The clinical implication of this study is that incorporating fall self-efficacy, TUG, and kinesiophobia tests in the assessment and follow-up of people with OA may provide a holistic biopsychological status of the patient. The traditional biomedical management of lower limb OA could be enhanced by timely diagnosis and treatment of other comorbidities and the inclusion of psychological assessment and psychosocial therapy. Modified physical activities such as stop-for-rest during walking may provide a reasonable alternative to absolute sedentary life and increase the potential for outdoor activities among OA patients [44, 50].

Limitations

The study participants were sampled by a nonprobability (consecutive) method – affecting the generalisability of our findings. However, the demographic findings in the present study were similar to two previous studies conducted among people with OA in different regions of the country [12, 27]. Moreover, as with most survey designs, we relied on self-reported information. Our participants were predominantly women. Although the student t-test can handle sample size differences between two independent groups, an age- and gender-matched randomised sample would be necessary to make valid gendered inferences on the psychological factors associated with OA. Another limitation of this study was that we could not collect data on the types, numbers, and severity of the comorbidities.

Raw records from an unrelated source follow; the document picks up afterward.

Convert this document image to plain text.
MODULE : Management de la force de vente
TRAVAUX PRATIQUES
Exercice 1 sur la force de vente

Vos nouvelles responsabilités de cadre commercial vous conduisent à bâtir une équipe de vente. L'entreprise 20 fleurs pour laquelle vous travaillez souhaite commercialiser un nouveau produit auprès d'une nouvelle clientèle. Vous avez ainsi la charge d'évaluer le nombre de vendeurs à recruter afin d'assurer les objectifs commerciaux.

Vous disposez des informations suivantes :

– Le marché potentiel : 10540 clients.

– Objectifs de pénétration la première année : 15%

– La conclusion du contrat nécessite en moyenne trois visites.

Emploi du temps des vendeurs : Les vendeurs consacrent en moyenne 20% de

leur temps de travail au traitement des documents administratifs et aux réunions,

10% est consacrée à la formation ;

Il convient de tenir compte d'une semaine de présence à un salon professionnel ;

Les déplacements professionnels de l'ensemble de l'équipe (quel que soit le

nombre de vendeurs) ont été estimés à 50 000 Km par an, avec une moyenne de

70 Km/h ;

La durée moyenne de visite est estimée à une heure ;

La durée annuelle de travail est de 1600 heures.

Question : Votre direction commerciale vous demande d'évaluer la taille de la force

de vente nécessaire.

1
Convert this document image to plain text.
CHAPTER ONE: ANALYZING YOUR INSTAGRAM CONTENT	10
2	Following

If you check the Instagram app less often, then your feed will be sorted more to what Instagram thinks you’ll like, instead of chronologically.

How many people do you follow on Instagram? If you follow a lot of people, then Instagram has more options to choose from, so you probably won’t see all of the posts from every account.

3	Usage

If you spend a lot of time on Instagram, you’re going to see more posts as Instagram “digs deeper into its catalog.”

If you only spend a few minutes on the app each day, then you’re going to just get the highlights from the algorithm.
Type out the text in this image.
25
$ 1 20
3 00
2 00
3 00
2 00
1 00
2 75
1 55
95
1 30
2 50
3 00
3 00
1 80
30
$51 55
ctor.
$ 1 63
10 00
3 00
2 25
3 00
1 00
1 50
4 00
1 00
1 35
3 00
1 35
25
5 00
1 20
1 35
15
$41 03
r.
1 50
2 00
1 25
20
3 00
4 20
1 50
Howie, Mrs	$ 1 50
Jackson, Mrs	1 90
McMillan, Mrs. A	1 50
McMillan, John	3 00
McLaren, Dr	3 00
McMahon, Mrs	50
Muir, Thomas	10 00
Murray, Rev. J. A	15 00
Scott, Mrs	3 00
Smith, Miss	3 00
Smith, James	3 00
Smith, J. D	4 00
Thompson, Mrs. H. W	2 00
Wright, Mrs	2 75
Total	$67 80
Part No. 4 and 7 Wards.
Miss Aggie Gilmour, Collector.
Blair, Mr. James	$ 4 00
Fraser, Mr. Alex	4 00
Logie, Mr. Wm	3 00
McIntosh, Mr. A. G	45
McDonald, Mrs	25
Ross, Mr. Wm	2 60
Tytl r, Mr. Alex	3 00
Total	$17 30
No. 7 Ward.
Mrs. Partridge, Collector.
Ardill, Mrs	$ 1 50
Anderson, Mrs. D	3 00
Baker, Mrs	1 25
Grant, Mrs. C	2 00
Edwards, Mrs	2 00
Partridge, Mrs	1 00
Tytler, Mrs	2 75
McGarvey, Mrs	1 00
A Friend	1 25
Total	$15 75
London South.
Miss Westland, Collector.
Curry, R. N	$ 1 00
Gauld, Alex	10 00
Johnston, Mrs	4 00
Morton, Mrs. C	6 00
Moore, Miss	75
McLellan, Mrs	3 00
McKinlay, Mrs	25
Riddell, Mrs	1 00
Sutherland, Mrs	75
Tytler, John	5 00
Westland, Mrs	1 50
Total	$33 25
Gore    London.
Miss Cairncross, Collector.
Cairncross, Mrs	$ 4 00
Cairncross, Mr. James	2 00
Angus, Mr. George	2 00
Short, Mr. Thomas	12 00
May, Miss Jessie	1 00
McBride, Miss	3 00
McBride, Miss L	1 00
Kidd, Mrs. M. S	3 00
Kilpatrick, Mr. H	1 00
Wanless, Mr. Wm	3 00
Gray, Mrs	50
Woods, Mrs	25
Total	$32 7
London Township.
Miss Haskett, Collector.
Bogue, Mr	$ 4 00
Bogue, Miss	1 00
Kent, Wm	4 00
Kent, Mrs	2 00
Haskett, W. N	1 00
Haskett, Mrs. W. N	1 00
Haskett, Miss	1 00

A multi-centre study with a national representative sample may be needed for a more generalisable result.

Conclusion

Demographic factors such as age, gender, marital status, and disease duration were not determinants of kinesiophobia, fall self-efficacy, or balance among people with lower limb osteoarthritis. However, this study has shown some modifiable factors such as comorbidity, use of walking aid, and adaptive walking behaviours that can be manipulated to mitigate psychological limitations and improve mobility among patients with lower limb osteoarthritis. The presence of knee osteoarthritis and comorbidity was associated with high fear of falling and low fall self-efficacy, but no significant association with balance score. Use of walking aid was associated with reduced fear of falling, but a low balance score. Stopping occasionally to rest while walking was associated with higher fall self-efficacy and balance scores.